Although the EBL has been in force since 2007, Article 5 has not to our knowledge given rise to a recognition decision to date, and China has not yet entered into any relevant treaties with other countries covering corporate insolvency matters.

The key issue of what amounts to "reciprocity" for the purpose of Article 5 has therefore not been tested. Absent the implementation of a reciprocal cross-border insolvency cooperation framework between Mainland China and Hong Kong, Re Ando may provide the first opportunity for the point to be explored, with a focus on the recent CEFC and Shenzhen Everich decisions in Hong Kong. This possibility is foreshadowed in an article published by three judges of the Shenzhen Bankruptcy Court that is annexed to the Re Ando decision.

A New Framework for Reciprocal Cooperation Between Mainland China and Hong Kong?

In parallel with developments in Re Ando, discussions continue between the Hong Kong government and the Supreme People's Court in the Mainland to agree a framework for cross-border cooperation in corporate insolvency matters. In June 2020, the Legislative Council Panel on Administration of Justice and Legal Services in Hong Kong (the "Panel") published a consultation paper setting out details of a proposed framework (the "Framework") (a copy of the consultation paper can be found here).

Under the Framework, it is proposed that Hong Kong would continue to rely on the common law principles developed by the courts (see above) to underpin recognition of Mainland "collective insolvency proceedings" and new Mainland legislation based on the Model Law would be enacted to facilitate recognition of Hong Kong insolvency proceedings, namely:

  1. compulsory winding up commenced pursuant to the Companies (Winding Up and Miscellaneous Provisions) Ordinance (Cap. 32) ("CWUMPO");
  2. creditors' voluntary winding up commenced pursuant to the CWUMPO; and
  3. "schemes of arrangement" for restructuring debt, sanctioned by the Hong Kong Court under section 673 of the Companies Ordinance (Cap. 622).

The consultation paper and the Framework were discussed at a meeting of the Panel on June 22, 2020, and the Court in Re Ando made the encouraging observation that a protocol for mutual recognition would be entered into in "the near future."

The implementation of the Framework would significantly enhance and complement the existing suite of mutual assistance treaties between Hong Kong and Mainland China. These include an arrangement providing for the recognition of certain judgments in civil and commercial matters, which was recently expanded by an updated arrangement signed in January 2019 ("Judgment Arrangement").4 Another example is the groundbreaking arrangement signed in April 2019, which enables a party to a Hong Kong-seated arbitration to seek interim measures in aid of the arbitration from courts in Mainland China (something that was only previously possible in respect of Mainland China-seated arbitrations).5


It is uncertain whether the Framework will be in place by the time any Mainland China recognition application in Re Ando is heard, but it is very encouraging that cross-border cooperation in insolvency matters remains firmly on the agenda for both jurisdictions.
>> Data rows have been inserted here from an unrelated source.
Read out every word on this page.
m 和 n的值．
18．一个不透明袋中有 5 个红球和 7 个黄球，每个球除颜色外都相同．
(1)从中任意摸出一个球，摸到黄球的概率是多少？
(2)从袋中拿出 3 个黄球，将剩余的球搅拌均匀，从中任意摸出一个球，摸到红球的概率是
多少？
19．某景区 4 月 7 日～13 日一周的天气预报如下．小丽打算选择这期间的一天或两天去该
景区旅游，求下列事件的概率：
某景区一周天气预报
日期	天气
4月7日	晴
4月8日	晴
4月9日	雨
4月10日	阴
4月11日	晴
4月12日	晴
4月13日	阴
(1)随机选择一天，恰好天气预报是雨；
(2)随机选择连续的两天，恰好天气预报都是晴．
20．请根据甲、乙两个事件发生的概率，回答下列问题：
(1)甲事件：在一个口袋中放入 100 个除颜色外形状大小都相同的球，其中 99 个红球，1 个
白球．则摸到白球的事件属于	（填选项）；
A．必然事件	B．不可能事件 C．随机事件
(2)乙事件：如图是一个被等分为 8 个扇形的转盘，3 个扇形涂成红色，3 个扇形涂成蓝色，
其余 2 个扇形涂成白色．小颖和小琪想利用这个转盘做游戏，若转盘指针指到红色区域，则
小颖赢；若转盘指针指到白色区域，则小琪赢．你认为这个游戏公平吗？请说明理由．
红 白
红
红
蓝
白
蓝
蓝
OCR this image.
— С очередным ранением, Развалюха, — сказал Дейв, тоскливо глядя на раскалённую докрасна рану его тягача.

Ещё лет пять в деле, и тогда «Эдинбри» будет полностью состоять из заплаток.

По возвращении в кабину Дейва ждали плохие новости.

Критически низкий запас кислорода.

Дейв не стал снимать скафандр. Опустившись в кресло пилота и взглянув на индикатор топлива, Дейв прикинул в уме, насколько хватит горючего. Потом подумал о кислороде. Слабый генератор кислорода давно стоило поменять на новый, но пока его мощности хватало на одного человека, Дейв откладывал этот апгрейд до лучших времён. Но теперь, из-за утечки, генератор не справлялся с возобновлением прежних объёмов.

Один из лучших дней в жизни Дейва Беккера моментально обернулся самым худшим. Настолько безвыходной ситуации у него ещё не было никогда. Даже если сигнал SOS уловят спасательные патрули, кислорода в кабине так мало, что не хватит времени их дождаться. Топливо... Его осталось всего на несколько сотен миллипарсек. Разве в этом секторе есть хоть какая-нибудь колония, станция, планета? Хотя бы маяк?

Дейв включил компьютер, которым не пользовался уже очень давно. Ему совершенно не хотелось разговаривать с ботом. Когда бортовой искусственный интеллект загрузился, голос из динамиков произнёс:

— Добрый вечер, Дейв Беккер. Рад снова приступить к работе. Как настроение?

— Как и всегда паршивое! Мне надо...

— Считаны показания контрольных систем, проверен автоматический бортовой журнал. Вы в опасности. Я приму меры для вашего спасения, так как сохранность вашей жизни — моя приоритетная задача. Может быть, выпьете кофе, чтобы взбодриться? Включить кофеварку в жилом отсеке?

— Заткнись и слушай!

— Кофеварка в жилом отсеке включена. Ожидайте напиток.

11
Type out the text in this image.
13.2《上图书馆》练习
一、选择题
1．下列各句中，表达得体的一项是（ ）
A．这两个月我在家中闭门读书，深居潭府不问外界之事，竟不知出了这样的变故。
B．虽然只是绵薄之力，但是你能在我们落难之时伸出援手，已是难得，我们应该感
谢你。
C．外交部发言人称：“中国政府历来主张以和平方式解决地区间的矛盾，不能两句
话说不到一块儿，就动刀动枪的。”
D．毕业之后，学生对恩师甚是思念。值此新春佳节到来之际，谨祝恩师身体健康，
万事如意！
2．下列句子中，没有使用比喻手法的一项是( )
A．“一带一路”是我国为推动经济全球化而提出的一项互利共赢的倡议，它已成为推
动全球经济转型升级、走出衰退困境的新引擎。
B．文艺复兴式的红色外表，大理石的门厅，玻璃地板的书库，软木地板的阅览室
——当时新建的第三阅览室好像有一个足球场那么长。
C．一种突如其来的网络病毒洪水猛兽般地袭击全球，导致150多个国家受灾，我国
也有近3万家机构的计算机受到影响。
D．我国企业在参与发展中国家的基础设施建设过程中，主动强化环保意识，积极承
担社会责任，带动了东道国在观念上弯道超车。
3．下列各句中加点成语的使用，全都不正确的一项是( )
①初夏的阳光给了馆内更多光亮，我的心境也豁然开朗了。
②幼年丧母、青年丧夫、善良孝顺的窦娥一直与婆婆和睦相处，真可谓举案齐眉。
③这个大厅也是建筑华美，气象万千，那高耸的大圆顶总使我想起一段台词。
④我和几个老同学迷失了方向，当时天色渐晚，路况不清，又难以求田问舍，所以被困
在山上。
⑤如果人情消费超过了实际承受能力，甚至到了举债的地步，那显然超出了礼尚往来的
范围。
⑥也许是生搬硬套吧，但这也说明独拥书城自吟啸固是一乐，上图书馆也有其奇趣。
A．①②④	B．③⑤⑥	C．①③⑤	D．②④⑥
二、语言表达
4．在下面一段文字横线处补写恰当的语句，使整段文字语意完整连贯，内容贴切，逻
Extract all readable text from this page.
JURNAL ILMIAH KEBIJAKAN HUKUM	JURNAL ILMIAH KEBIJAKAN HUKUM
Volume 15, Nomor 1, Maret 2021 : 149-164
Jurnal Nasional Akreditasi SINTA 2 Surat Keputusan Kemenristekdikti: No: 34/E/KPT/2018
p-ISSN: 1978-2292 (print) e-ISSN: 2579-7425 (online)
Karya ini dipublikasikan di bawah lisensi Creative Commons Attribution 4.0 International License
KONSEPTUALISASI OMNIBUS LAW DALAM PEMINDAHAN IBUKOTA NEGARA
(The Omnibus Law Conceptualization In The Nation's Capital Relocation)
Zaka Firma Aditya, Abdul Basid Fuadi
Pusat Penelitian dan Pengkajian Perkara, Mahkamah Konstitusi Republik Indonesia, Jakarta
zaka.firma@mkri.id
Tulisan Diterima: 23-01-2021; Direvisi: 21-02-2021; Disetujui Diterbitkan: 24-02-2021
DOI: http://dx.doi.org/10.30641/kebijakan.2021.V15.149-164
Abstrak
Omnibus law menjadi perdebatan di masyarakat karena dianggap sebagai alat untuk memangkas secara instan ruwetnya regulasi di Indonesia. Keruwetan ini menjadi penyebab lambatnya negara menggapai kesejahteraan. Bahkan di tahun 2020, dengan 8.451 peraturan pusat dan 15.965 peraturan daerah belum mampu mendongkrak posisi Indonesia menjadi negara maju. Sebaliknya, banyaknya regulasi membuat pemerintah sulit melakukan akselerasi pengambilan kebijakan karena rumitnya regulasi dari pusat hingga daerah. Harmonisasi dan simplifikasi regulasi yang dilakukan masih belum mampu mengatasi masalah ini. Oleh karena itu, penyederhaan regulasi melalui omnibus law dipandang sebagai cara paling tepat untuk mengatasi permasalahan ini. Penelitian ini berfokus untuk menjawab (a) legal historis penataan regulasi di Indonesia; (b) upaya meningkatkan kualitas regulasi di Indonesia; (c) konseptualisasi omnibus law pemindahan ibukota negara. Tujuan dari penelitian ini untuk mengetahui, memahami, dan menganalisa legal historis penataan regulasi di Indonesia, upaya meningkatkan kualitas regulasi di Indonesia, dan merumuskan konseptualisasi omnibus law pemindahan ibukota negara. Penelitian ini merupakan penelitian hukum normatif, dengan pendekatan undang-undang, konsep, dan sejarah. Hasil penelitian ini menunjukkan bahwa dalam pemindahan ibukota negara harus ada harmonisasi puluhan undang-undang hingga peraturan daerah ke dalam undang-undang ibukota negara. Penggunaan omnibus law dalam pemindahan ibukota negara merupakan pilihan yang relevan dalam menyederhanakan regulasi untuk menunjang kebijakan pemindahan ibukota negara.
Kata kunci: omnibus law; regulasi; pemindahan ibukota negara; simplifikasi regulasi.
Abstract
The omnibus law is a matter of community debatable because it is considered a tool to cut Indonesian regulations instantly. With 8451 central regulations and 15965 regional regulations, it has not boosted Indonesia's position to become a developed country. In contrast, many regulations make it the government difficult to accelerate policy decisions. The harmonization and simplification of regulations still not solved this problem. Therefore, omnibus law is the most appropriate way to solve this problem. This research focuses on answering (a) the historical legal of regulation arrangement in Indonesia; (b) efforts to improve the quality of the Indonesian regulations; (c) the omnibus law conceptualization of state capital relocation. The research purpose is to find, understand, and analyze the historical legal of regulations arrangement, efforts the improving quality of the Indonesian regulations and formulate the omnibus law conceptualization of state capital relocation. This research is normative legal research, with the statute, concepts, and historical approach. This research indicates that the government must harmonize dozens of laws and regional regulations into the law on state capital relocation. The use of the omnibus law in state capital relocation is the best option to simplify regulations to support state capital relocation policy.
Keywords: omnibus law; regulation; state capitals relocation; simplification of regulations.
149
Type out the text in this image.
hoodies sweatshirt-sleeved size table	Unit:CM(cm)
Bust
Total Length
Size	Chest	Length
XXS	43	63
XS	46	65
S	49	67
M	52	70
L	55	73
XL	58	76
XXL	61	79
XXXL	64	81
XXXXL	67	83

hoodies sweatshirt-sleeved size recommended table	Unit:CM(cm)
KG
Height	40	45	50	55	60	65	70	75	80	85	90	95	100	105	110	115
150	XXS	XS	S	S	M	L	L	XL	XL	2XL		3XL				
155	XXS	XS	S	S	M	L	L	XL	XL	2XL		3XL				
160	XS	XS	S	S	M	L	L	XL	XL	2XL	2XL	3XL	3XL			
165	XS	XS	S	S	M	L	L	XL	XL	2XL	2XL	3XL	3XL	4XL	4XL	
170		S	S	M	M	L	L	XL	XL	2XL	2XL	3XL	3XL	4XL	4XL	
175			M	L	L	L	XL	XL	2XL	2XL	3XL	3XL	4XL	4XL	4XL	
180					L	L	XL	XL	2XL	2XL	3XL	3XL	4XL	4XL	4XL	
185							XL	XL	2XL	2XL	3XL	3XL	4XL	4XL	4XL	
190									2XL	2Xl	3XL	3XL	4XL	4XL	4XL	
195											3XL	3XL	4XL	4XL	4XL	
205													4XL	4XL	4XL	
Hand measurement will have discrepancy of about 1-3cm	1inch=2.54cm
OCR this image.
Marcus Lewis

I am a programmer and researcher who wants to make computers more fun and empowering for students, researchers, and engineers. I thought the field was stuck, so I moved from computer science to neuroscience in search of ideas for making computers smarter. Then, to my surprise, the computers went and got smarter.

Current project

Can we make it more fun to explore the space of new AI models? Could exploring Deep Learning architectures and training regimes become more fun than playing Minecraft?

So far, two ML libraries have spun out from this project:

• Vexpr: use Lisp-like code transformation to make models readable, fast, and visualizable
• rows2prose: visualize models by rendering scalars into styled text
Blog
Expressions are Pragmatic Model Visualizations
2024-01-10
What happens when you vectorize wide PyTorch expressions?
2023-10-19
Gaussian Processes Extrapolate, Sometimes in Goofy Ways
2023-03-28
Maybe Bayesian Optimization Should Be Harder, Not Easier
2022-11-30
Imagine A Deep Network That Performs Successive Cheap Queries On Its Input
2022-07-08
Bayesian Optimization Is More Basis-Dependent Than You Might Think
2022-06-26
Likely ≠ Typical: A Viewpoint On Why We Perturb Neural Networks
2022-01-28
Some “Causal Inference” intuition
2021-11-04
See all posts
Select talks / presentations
The implementation of the Framework and/or recognition of Hong Kong-appointed insolvency officeholders in Mainland China under the EBL would further reinforce Hong Kong's position as a major financial center and its status as the gateway to Mainland China. Together with the Judgment Arrangement and multiple other mutual assistance treaties in place between Hong Kong and the Mainland, Hong Kong has a clear edge over other jurisdictions in the region when it comes to cross-border insolvency and enforcement matters involving Mainland China.

This edge would be further sharpened if and when a long-awaited domestic corporate rescue regime for Hong Kong becomes a reality. To this end, a much-debated provisional supervision regime remains under active consideration-the latest indication from the Financial Services and Treasury Bureau suggests that a draft bill may be introduced into the Hong Kong legislature in 2021. Watch this space.